As I moved up to the line, staring back at me was the number 137, and I really didn’t know what the to do with it. Sure, I’m a college graduate, but nevertheless I was drawing a blank as I attempted to calculate the 301 ‘out’ in the dart game I was fiercely engaged in. Though my iPhone has a calculator which clearly could assist my dilemma- what guy pulls a calculator out during a game of darts? Per habit, I looked over at my buddy Frank who has a terrific mathematical mind. Frank, almost anticipating my numerical incompetence calmly acknowledged my glance and spit back, “I’d go bulls-eye, triple 17, double 18. Or you could go trip 20, trip 20, 17…..” I took my shots and went back to our table as my opponent moved into position for his turn. After sitting, I thanked Frank for his quick help. “I’m terrible at math!” I moaned.
The message here is not that you need to learn your multiplication facts if you’re going to be a dart player (though it’s not a terrible idea…). It’s the last part of the little tale above that is worth examining- particularly for educators.
It has always puzzled me how freely adults will admit, often with a sort of proud bravado, their innumeracy. It would not be uncommon in my experiences that after a group of adult friends enjoyed lunch together that one member of the group is tabbed to breakdown the bill for the table. “Oh, you don’t want me figuring that out, I was terrible in math when I was in high school!” It would be uncommon for one of the same friends to ask for the menu to be read to them, and then brag that they were lousy at reading words in high school.
There is a double standard here, even if only in perception, and it no doubt has impact on our schools. It is a given that students must be able to read when they leave school to have a prayer later in life. However, too often math is treated like a luxury topic for the gifted. Many adults will freely admit they were terrible in math while in school. Even teachers who instruct disciplines other than Math & Science will occasionally confess a weakness in math.
All of this eventually comes together to send an incorrect message that one can get through school and be successful in life without math competency. It tells kids that reading is for all but math is only for some. None of this encourages hard work or perseverance, nor does it encourage students to pursue higher level math courses which may open the doors to careers in math related fields.
The worst part is these perceptions are usually incorrect. While it’s true I’m not a chemist or an engineer, I do successfully budget for both my personal life and for my school. I’m a pretty good card player thanks to my understanding of mathematical odds. I know that 150.92 QB rating is good and a .150 batting average is terrible (and why). I cook regularly and can quickly convert standard kitchen measurements as needed. I understand that a .29 effect size for traditional homework reveals it is not a strategy worth my student’s time. I’d argue that most adults, if they thought about it, could list tons of mathematical things they were quite good at.
And yes, my automaticity to break down 137 in a moments notice may not be as strong as the next guy’s. However, I do understand the process and could have figured it out if necessary.
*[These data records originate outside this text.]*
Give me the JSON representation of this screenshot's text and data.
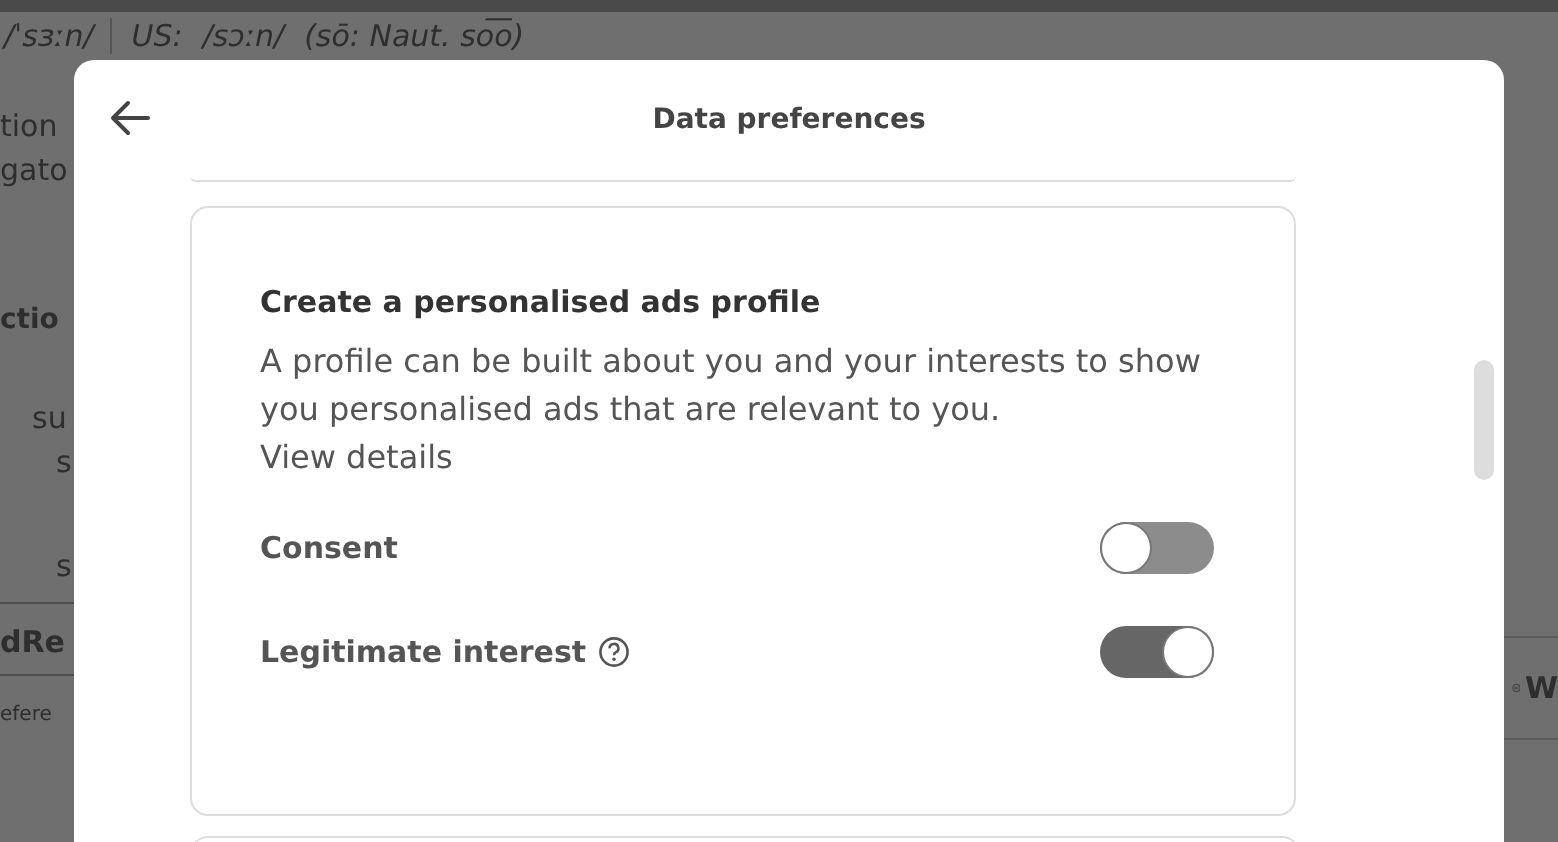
{
  "background_page": {
    "pronunciation": [
      "/ˈsɜːn/",
      "US:",
      "/sɔːn/",
      "(sō: Naut. so͞o)"
    ],
    "left_fragments": [
      "tion",
      "gato",
      "ctio",
      "su",
      "s",
      "s",
      "dRe",
      "efere"
    ],
    "right_fragment": "W"
  },
  "dialog": {
    "title": "Data preferences",
    "card": {
      "heading": "Create a personalised ads profile",
      "description": "A profile can be built about you and your interests to show you personalised ads that are relevant to you.",
      "link": "View details",
      "options": [
        {
          "label": "Consent",
          "help": false,
          "on": false
        },
        {
          "label": "Legitimate interest",
          "help": true,
          "on": true
        }
      ]
    }
  }
}
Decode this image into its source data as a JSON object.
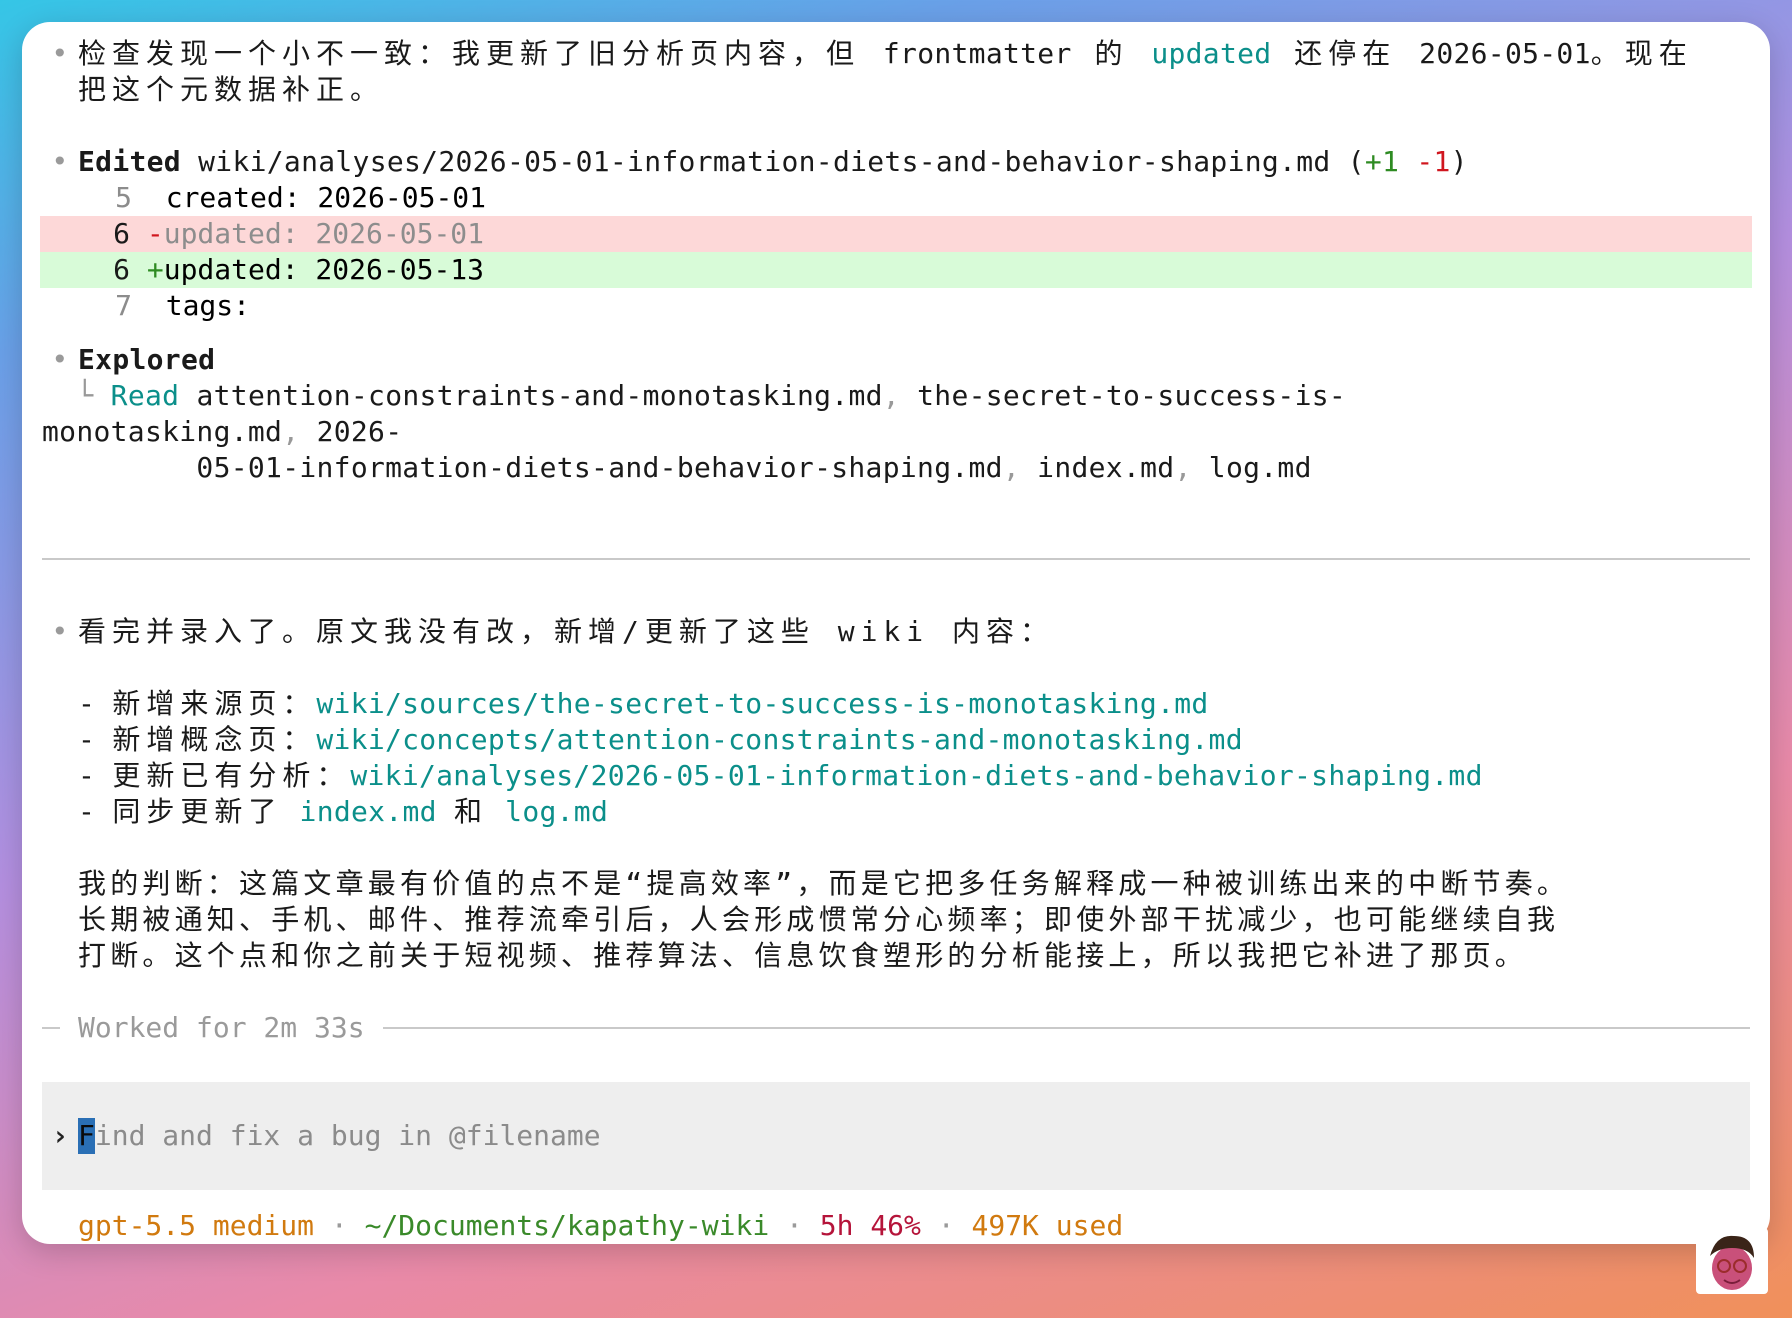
{
  "msg1": {
    "line1_a": "检查发现一个小不一致：我更新了旧分析页内容，但 ",
    "line1_b": "frontmatter",
    "line1_c": " 的 ",
    "line1_d": "updated",
    "line1_e": " 还停在 ",
    "line1_f": "2026-05-01",
    "line1_g": "。现在",
    "line2": "把这个元数据补正。"
  },
  "edit": {
    "label": "Edited",
    "path": "wiki/analyses/2026-05-01-information-diets-and-behavior-shaping.md",
    "open": " (",
    "plus": "+1",
    "minus": "-1",
    "close": ")",
    "rows": [
      {
        "num": "5",
        "sign": "",
        "text": "created: 2026-05-01"
      },
      {
        "num": "6",
        "sign": "-",
        "text": "updated: 2026-05-01"
      },
      {
        "num": "6",
        "sign": "+",
        "text": "updated: 2026-05-13"
      },
      {
        "num": "7",
        "sign": "",
        "text": "tags:"
      }
    ]
  },
  "explored": {
    "label": "Explored",
    "tree": "└",
    "read": "Read",
    "l1": "attention-constraints-and-monotasking.md",
    "comma": ",",
    "l1b": "the-secret-to-success-is-",
    "l2": "monotasking.md",
    "l2b": "2026-",
    "l3": "05-01-information-diets-and-behavior-shaping.md",
    "l3b": "index.md",
    "l3c": "log.md"
  },
  "msg2": {
    "intro": "看完并录入了。原文我没有改，新增/更新了这些 wiki 内容：",
    "items": [
      {
        "dash": "-",
        "label": "新增来源页：",
        "link": "wiki/sources/the-secret-to-success-is-monotasking.md"
      },
      {
        "dash": "-",
        "label": "新增概念页：",
        "link": "wiki/concepts/attention-constraints-and-monotasking.md"
      },
      {
        "dash": "-",
        "label": "更新已有分析：",
        "link": "wiki/analyses/2026-05-01-information-diets-and-behavior-shaping.md"
      }
    ],
    "sync_label": "同步更新了",
    "sync_link1": "index.md",
    "sync_and": "和",
    "sync_link2": "log.md",
    "judge_l1": "我的判断：这篇文章最有价值的点不是“提高效率”，而是它把多任务解释成一种被训练出来的中断节奏。",
    "judge_l2": "长期被通知、手机、邮件、推荐流牵引后，人会形成惯常分心频率；即使外部干扰减少，也可能继续自我",
    "judge_l3": "打断。这个点和你之前关于短视频、推荐算法、信息饮食塑形的分析能接上，所以我把它补进了那页。"
  },
  "worked": "Worked for 2m 33s",
  "prompt": {
    "caret": "›",
    "first_char": "F",
    "placeholder_rest": "ind and fix a bug in @filename"
  },
  "status": {
    "model": "gpt-5.5 medium",
    "dot": "·",
    "path": "~/Documents/kapathy-wiki",
    "usage": "5h 46%",
    "tokens": "497K used"
  },
  "colors": {
    "accent_teal": "#0b8f8a",
    "diff_add_bg": "#d8fbd8",
    "diff_del_bg": "#fdd8d8",
    "added_count": "#2e8b22",
    "removed_count": "#d0161e",
    "status_model": "#d17a0f",
    "status_path": "#3a8a2a",
    "status_usage": "#b5143a"
  }
}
It’s critical if we wish to produce persistent and eager math learners that we begin to break this perception down. Educators should strike this sort of rhetoric permanently from their thoughts. They need to confront it when they hear it, and should coach parents on this topic when appropriate. If teachers, parents, and other valued adults continue to send the message that it’s completely okay to be a poor math student, than perception will indeed equal reality.